The principal god of Egypt later became a god of Israel, a great sin (I Kings 12:28). Turning from the Living God to a molten calf reveals how deceptive “worship” can be.
And when the people saw that Moses delayed to come down out of the mount, the people gathered themselves together unto Aaron, and said unto him, Up, make us gods, which shall go before us; for as for this Moses, the man that brought us up out of the land of Egypt, we wot not what is become of him (Ex. 32:1).
Our attention has been on the Tabernacle and its marvellous picture of Christ in His glorious Person and perfect ministry for mankind. But at the same time, something tragic is taking place among the Israelites. Moses returns to the camp to behold how quickly and how far the Israelites had turned from the True and Living God.

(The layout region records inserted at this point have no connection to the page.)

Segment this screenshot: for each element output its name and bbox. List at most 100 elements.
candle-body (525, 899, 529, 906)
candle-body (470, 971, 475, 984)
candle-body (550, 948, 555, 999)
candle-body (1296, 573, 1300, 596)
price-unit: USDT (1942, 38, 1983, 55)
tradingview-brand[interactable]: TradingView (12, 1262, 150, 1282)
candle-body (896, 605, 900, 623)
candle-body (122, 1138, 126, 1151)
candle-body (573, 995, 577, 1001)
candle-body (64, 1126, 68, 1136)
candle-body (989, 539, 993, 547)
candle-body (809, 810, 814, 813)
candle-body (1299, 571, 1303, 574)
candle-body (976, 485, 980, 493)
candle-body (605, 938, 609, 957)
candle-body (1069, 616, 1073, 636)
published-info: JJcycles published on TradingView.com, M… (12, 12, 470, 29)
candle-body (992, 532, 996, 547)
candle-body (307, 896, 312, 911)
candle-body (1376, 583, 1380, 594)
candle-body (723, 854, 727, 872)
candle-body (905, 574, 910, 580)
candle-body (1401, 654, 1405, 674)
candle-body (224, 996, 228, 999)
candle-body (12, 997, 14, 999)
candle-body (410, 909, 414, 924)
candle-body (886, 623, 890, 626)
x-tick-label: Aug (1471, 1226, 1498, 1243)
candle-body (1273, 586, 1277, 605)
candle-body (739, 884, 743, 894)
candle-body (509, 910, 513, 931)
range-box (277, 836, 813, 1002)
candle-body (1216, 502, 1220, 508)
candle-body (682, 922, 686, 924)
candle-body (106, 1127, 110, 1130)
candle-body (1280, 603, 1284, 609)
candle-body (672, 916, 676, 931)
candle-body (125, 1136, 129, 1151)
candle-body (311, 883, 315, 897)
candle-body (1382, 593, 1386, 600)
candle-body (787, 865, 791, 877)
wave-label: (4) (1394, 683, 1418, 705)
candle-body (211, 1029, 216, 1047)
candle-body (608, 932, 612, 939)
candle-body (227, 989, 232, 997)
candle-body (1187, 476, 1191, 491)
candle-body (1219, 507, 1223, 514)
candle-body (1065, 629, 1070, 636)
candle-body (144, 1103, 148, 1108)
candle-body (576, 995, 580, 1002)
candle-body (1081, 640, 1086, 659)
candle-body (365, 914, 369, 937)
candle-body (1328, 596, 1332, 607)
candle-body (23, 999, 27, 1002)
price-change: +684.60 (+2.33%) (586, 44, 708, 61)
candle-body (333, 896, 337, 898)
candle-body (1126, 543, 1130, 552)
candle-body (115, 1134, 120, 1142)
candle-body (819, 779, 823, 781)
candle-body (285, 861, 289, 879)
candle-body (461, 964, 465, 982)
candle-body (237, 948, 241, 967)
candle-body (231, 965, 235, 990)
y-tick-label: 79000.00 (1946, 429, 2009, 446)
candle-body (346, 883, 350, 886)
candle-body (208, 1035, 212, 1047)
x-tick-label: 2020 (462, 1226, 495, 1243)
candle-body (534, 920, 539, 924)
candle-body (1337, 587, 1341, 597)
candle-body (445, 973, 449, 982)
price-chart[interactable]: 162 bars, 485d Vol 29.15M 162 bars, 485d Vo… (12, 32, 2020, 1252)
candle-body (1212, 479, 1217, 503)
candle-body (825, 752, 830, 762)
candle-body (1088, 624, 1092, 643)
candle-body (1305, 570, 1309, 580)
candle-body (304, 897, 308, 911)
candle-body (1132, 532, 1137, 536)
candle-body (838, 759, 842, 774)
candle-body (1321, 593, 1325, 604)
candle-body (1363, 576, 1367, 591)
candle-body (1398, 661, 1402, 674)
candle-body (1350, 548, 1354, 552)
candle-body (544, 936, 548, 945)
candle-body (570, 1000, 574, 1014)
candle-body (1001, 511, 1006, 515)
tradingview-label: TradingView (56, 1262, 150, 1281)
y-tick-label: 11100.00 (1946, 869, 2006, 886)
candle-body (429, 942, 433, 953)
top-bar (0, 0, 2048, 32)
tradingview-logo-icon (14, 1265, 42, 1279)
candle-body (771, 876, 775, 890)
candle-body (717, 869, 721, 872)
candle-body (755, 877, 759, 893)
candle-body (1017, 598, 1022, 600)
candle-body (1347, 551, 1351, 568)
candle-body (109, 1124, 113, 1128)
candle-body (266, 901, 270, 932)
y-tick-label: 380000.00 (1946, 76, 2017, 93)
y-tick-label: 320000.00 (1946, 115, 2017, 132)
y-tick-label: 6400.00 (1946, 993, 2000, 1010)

They imagined that a calf, which they could see, was better than the invisible, yet ever-present God. Only six weeks before, all the people had sworn: All that the Lord hath spoken we will we do (19:8). Whenever something is needed to remind us of the Lord, too often we have chosen a visible counterfeit to replace His invisible reality.
It seems strange that there was no voice of protest from the elders or even from Miriam. Surely the decision was not unanimous. Perhaps, they were like some of us — when it seems that the misguided majority are loudly proclaiming what we know to be against the will of God, yet we do not protest. In such times silence becomes a sin.
Whenever anyone or anything takes the place that God should have in our lives, it is rebellion and sin. The human heart loves anything that can be seen — that which meets and gratifies the senses. We need to remember Moses' example: By faith . . . he endured, as seeing Him who is invisible (Heb. 11:27).
But before we too quickly throw stones and voice condemnation, let us compare the problem of the Israelites with twentieth century conduct. Most of us would not bow down to a graven image, but how easily money or career become similar idols. For others, the idol may be success or material things. Believing we've got to have more and more, our love and devotion for the Lord diminishes as things take His place.
Perhaps an even more subtle danger lies in surrounding ourselves with friends or business associates who are not Christians. Soon our social lives revolve around unbelievers. This may lead to spiritual fellowship with other Christians being crowded out and eventually forsaken.
And why call ye me, Lord, Lord, and do not the things which I say? (Luke 6:46).
Thought for Today:
Too often it is those who are rich in this world's goods that rule the Church instead of those of this world rich in faith (James 2:5).
As the One who is ever-present. My presence shall go with thee, and I will give thee rest (peace) (Ex. 33:14). He hath said, I will never leave thee, nor forsake thee (Heb. 13:5; compare Matt. 11:28; John 14:27).
32:12 mischief, evil intent; 32:20 strawed, scattered; 32:25 made them naked, let them get out of control; 34:10 terrible, marvelous, awesome.
Pray for Staff: Ilene Wallace • Government Officials: Rep. Brian P. Bilbray (CA), Rep. Linda T. Sanchez (CA), Rep. Bennie G. Thompson (MS), Rep. Lou Barletta (PA), and Sen. Jeanne Shaheen (NH) • Country: Panama (3 million) in southern Central America • Major languages: Spanish and English • Limited religious freedom • 78% Roman Catholic; 12% Protestant; 5% Muslim; .1% Eastern Orthodox • Prayer Suggestion: If the words of God abide in you, whatever you ask in prayer, you will receive (John 15:7).